The first thing that i noticed on the deteriorating bathroom window was the rotten sill. The hot moisture from our daily showers. Not to mention the splashes from bathing the dog after a fox poo heavy walk through the woods. Or the many baths with my daughter who, at age 2, would demand to get in the tub on an almost hourly basis. But just how do you repair a repair a rotten wooden window sill?
The first thing we did was try a bit of DIY to save some pennies. We slathered the sill in B&Q’s finest wood filler, gave it a sanding then sloshed on some white paint. Jobs a good’n! At least is was for a few weeks until we started noticing telltale water stain marks tinging the newly applied paint.
We ignored it, we had better things to spend our time and money on than a rotten casement window. And so, the showers continued, the baths continued, the dog continued to shake excess water off her coat all over the bathroom.
It became almost impossible to open and even harder to close the window. Then the rattling started. The pane of glass had become loose and any breeze would set it off making a right racket. We might have been able to live with it had our daughter’s nursery not been next to the bathroom. Any parent knows how blissful it is it to have your child sleep through the night undisturbed.
So again, we turned to DIY options. We applied tubes of sealant liberally around the pane of glass, both inside and out. The latter via a ladder I borrowed from my father which while concertinaed seemed sturdy. However once fully extended, with me at the top and my wife below bracing it against sudden slips felt disturbingly flimsy.
We had friends stay over one weekend and during the quick tour around the room they would be staying in and the bathroom we had to explicitly say “do not try to open or even touch that window, in fact try not to look at it at all”.
At this point the window sill was more filler and sealant than wood but we’d managed to stop the rattling. We got a few more months out of the window which had now become completely inoperable. Swollen with moisture and stuck in place with various B&Q products.

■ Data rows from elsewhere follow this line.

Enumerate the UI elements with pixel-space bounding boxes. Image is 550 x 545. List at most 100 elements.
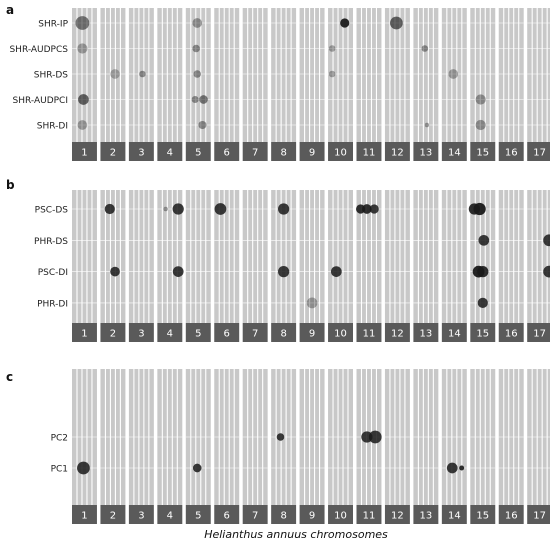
association-point bbox=[104, 203, 115, 215]
chromosome-strip bbox=[498, 142, 524, 161]
chromosome-label: 15 bbox=[476, 329, 489, 340]
chromosome-column bbox=[356, 8, 382, 142]
chromosome-strip bbox=[384, 505, 410, 524]
association-point bbox=[477, 297, 488, 308]
chromosome-label: 5 bbox=[195, 329, 201, 340]
association-point bbox=[475, 119, 486, 131]
chromosome-column bbox=[185, 190, 211, 323]
chromosome-strip bbox=[157, 505, 183, 524]
association-point bbox=[214, 203, 227, 215]
chromosome-label: 17 bbox=[533, 329, 546, 340]
chromosome-label: 13 bbox=[420, 329, 433, 340]
trait-label: PSC-DS bbox=[35, 206, 69, 216]
trait-label: PSC-DI bbox=[38, 268, 68, 278]
association-point bbox=[78, 94, 89, 105]
association-point bbox=[192, 463, 202, 473]
chromosome-strip bbox=[100, 505, 126, 524]
association-point bbox=[543, 265, 550, 278]
chromosome-strip bbox=[185, 323, 211, 342]
chromosome-strip bbox=[100, 323, 126, 342]
chromosome-label: 8 bbox=[280, 148, 286, 159]
association-point bbox=[77, 461, 90, 475]
chromosome-label: 5 bbox=[195, 148, 201, 159]
chromosome-label: 11 bbox=[363, 329, 376, 340]
association-point bbox=[75, 16, 90, 30]
chromosome-label: 4 bbox=[167, 148, 173, 159]
chromosome-strip bbox=[527, 323, 550, 342]
chromosome-label: 8 bbox=[280, 329, 286, 340]
chromosome-label: 10 bbox=[334, 148, 347, 159]
chromosome-strip bbox=[271, 323, 297, 342]
association-point bbox=[328, 45, 336, 52]
chromosome-strip bbox=[271, 142, 297, 161]
chromosome-column bbox=[470, 8, 496, 142]
chromosome-column bbox=[100, 8, 126, 142]
chromosome-label: 2 bbox=[110, 148, 116, 159]
chromosome-strip bbox=[185, 142, 211, 161]
chromosome-strip bbox=[498, 505, 524, 524]
chromosome-column bbox=[527, 8, 550, 142]
association-point bbox=[446, 462, 458, 474]
chromosome-label: 3 bbox=[138, 148, 144, 159]
association-point bbox=[362, 204, 372, 214]
panel-letter: c bbox=[6, 370, 13, 384]
association-point bbox=[198, 120, 207, 130]
chromosome-label: 12 bbox=[391, 148, 404, 159]
chromosome-label: 9 bbox=[309, 148, 315, 159]
chromosome-label: 4 bbox=[167, 329, 173, 340]
chromosome-label: 2 bbox=[110, 329, 116, 340]
association-point bbox=[368, 430, 382, 444]
chromosome-strip bbox=[441, 142, 467, 161]
association-point bbox=[389, 16, 403, 30]
association-point bbox=[328, 70, 336, 78]
association-point bbox=[421, 45, 429, 52]
association-point bbox=[448, 69, 459, 79]
association-point bbox=[172, 266, 184, 277]
association-point bbox=[477, 265, 489, 278]
association-point bbox=[110, 266, 120, 277]
chromosome-strip bbox=[242, 323, 268, 342]
association-point bbox=[543, 234, 550, 247]
chromosome-column bbox=[441, 190, 467, 323]
chromosome-label: 16 bbox=[505, 148, 518, 159]
association-point bbox=[473, 202, 486, 216]
chromosome-label: 5 bbox=[195, 511, 201, 522]
chromosome-strip bbox=[328, 323, 353, 342]
chromosome-column bbox=[299, 8, 325, 142]
chromosome-column bbox=[72, 190, 97, 323]
association-point bbox=[77, 43, 88, 54]
chromosome-column bbox=[128, 8, 154, 142]
chromosome-column bbox=[271, 8, 297, 142]
association-point bbox=[276, 433, 285, 441]
association-point bbox=[192, 44, 200, 53]
chromosome-strip bbox=[470, 142, 496, 161]
chromosome-label: 8 bbox=[280, 511, 286, 522]
trait-label: PC2 bbox=[51, 434, 68, 444]
chromosome-column bbox=[128, 190, 154, 323]
chromosome-strip bbox=[242, 505, 268, 524]
association-point bbox=[340, 18, 350, 28]
chromosome-column bbox=[384, 190, 410, 323]
chromosome-strip bbox=[214, 142, 240, 161]
chromosome-strip bbox=[470, 323, 496, 342]
association-point bbox=[110, 69, 120, 79]
association-point bbox=[459, 465, 465, 471]
chromosome-label: 1 bbox=[81, 511, 87, 522]
chromosome-label: 2 bbox=[110, 511, 116, 522]
trait-label: PHR-DI bbox=[37, 299, 68, 309]
chromosome-strip bbox=[157, 142, 183, 161]
chromosome-label: 4 bbox=[167, 511, 173, 522]
chromosome-label: 3 bbox=[138, 329, 144, 340]
chromosome-label: 12 bbox=[391, 329, 404, 340]
chromosome-label: 13 bbox=[420, 511, 433, 522]
chromosome-label: 14 bbox=[448, 329, 461, 340]
chromosome-strip bbox=[328, 505, 353, 524]
chromosome-column bbox=[498, 190, 524, 323]
chromosome-strip bbox=[413, 323, 439, 342]
chromosome-strip bbox=[413, 142, 439, 161]
chromosome-label: 14 bbox=[448, 511, 461, 522]
association-point bbox=[330, 266, 342, 277]
chromosome-column bbox=[242, 190, 268, 323]
panel-letter: b bbox=[6, 178, 15, 192]
trait-label: SHR-DI bbox=[37, 122, 68, 132]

It was on a particularly hot summers day, with steam building up in the bathroom that I decided to open the window using my shoulder. That didn’t go well. And this is no boast of strength.
The frame splinted and snapped, the sill split down its length and the glass slid down only stopping when it became stuck on a piece of sealant. Luckily, we were able to keep the glass from smashing into the courtyard below which would have been an almighty clean up job to make safe for doggy paws and baby feet.
In the end we bit the bullet and got the experts in. After a survey it was deemed uneconomical to try and save the frame so out it went. The experts crafted and installed a completely new frame from an engineered wood called Accoya. It even matched the other windows in the house. We painted it ourselves and now we have a fully functional casement window in the bathroom that can be opened and closed with ease, doesn’t look a complete mess and is no longer an embarrassment.
To answer the question posed in the title, the best way to repair a rotten wooden window sill is to get a professional in. True it will cost more than a shelf full of wood filler, but the job will be done once and done properly.